As I read the story I realized that what I really enjoyed about it was the familiarity of it. Yes because it spoke volumes to a simpler, more stereotyped, and probably more enjoyable Ireland, but also because the story could easily have originated in New York or Boston or Philadelphia or Baltimore or Albany or wherever. Spencer Tracy's character in the Last Hurrah could have acted in exactly the same manner as this Irish politician (father of Prime Minister Enda Kenny, Henry Kenny).

It's a cute story of a bit of harmless corruption. You would have to be an anti-corruption zealot to be offended by the story.

Yet as I read the story in the same paper that today has pages dedicated to yesterday's publication of a report into corrupt dealings between politicians and businessmen I wondered if the bloodthirsty jail-is-too-good-for-them crowd would find the story amusing. There seems to be zero tolerance for corruption in Ireland today.

Maybe the zealots are right? Maybe tolerating these little incidents gradually escalates into the sort of corruption detailed in yesterday's report or other tribunals into misdeeds by politicians and the gardaí?
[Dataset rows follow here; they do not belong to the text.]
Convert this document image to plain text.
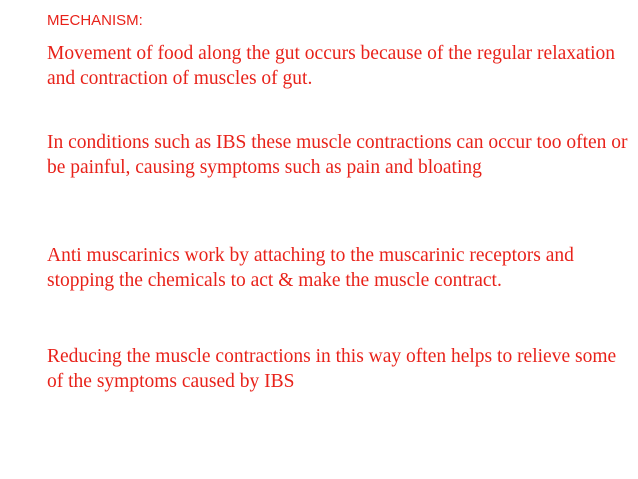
MECHANISM:

Movement of food along the gut occurs because of the regular relaxation and contraction of muscles of gut.

In conditions such as IBS these muscle contractions can occur too often or be painful, causing symptoms such as pain and bloating

Anti muscarinics work by attaching to the muscarinic receptors and stopping the chemicals to act & make the muscle contract.

Reducing the muscle contractions in this way often helps to relieve some of the symptoms caused by IBS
Does it start with a politician procuring a bottle of moonshine from the police for a missionary priest which morphs into jobs for the boys from the neighborhood which morphs into mobile phone licenses for the boys with the checkbooks, with a little kickback for the politician(s) making the decision? I don't know. The first case seems harmless, the second is legally dubious and possibly immoral, and the latter is plainly 100% wrong.

Today Twitter is aflame with calls for the columnist Sarah Carey to be dismissed by the Irish Times because she admitted lying to the Moriarty Tribunal about leaking material from the Tribunal to the press. Carey says there were many leaks and thought she was acting the public good. She later admitted to the Tribunal that she had lied earlier while testifying.

She leaked; she lied; she owned up. I can probably live with that. Maybe it's just that I'm older than most of those calling for blood on Twitter, but I'm more than willing to forgive Carey this transgression. Judge Moriarty said she was one of the few to own up to leaking, although that didn't change the fact that what she did was "irresponsible, in flagrant breach of the course of dealings that had been clearly conveyed to her."

She did wrong, but I don't think she should lose her job. I see her crime as closer to getting poitín for the priest than getting a big check in your back pocket for abusing public office.